The merger of digital and physical worlds appears to have drawn a little closer when Google bought into the the UK start-up DeepMind, a cutting-edge artificial intelligence company founded by 37-year-old neuroscientist Demis Hassabis and fellow scientists, Shane Legg and Mustafa Suleyman.

DeepMind was founded to combine the best techniques from machine learning and systems neuroscience in an effort to develop powerful general-purpose learning algorithms for e-commerce and games. It is destined to have a significant effect on computational advertising.

The rise of computational advertising 

According to Stanford University, Computational Advertising is an emerging scientific sub-discipline focused on  large scale search and text analysis, information retrieval, statistical modeling, machine learning, classification, optimization, and microeconomics. That’s that sorted then.
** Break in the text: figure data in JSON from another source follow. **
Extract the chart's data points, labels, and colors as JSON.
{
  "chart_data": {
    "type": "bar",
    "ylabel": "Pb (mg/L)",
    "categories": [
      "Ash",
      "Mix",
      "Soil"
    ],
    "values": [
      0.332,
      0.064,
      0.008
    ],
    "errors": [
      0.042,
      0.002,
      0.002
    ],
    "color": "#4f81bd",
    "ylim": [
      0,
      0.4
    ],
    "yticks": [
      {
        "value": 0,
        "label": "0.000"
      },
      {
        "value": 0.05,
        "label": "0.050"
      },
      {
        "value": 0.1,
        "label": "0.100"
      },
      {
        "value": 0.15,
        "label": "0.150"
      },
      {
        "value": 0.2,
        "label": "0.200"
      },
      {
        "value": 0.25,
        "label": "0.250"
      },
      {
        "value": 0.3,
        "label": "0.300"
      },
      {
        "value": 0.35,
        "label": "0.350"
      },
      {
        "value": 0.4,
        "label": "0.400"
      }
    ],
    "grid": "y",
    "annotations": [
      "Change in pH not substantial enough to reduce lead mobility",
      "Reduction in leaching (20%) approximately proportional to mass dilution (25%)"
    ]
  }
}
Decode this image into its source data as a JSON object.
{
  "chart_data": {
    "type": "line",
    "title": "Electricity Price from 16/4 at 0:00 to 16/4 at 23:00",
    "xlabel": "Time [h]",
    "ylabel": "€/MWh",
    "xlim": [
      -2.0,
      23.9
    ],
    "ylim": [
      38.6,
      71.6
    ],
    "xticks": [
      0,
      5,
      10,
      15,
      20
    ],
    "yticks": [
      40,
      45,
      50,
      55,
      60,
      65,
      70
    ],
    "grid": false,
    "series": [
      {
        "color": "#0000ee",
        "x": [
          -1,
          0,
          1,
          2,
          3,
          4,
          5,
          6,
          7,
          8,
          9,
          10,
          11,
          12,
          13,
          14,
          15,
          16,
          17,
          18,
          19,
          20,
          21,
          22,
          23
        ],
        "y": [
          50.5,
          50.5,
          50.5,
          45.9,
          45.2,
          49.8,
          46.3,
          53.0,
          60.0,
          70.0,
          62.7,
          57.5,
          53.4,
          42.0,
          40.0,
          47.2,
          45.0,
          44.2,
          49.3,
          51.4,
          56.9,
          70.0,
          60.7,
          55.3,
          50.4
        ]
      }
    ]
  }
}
The focus of computational advertising is to find the “best match” between a given user in a given context and a suitable advertisement. The number of potential advertisements might be in the billions.  The solution to narrowing down the options to increase the relevance of display advertising in any given context provides the scientific and technical foundations for the $20 billion online advertising industry which, let’s face it,  has hardly covered itself in glory in terms of delivering ROI for advertisers.  The fact is, you are still more likely to graduate from Navy SEAL school than click on an ad. Lets hope DeepMind lends a helping hand in the ad department. Sooner or later, the display Ad Networks and Exchanges will have to start making up for lost ground and the fortunes owners have earned for relatively little effect.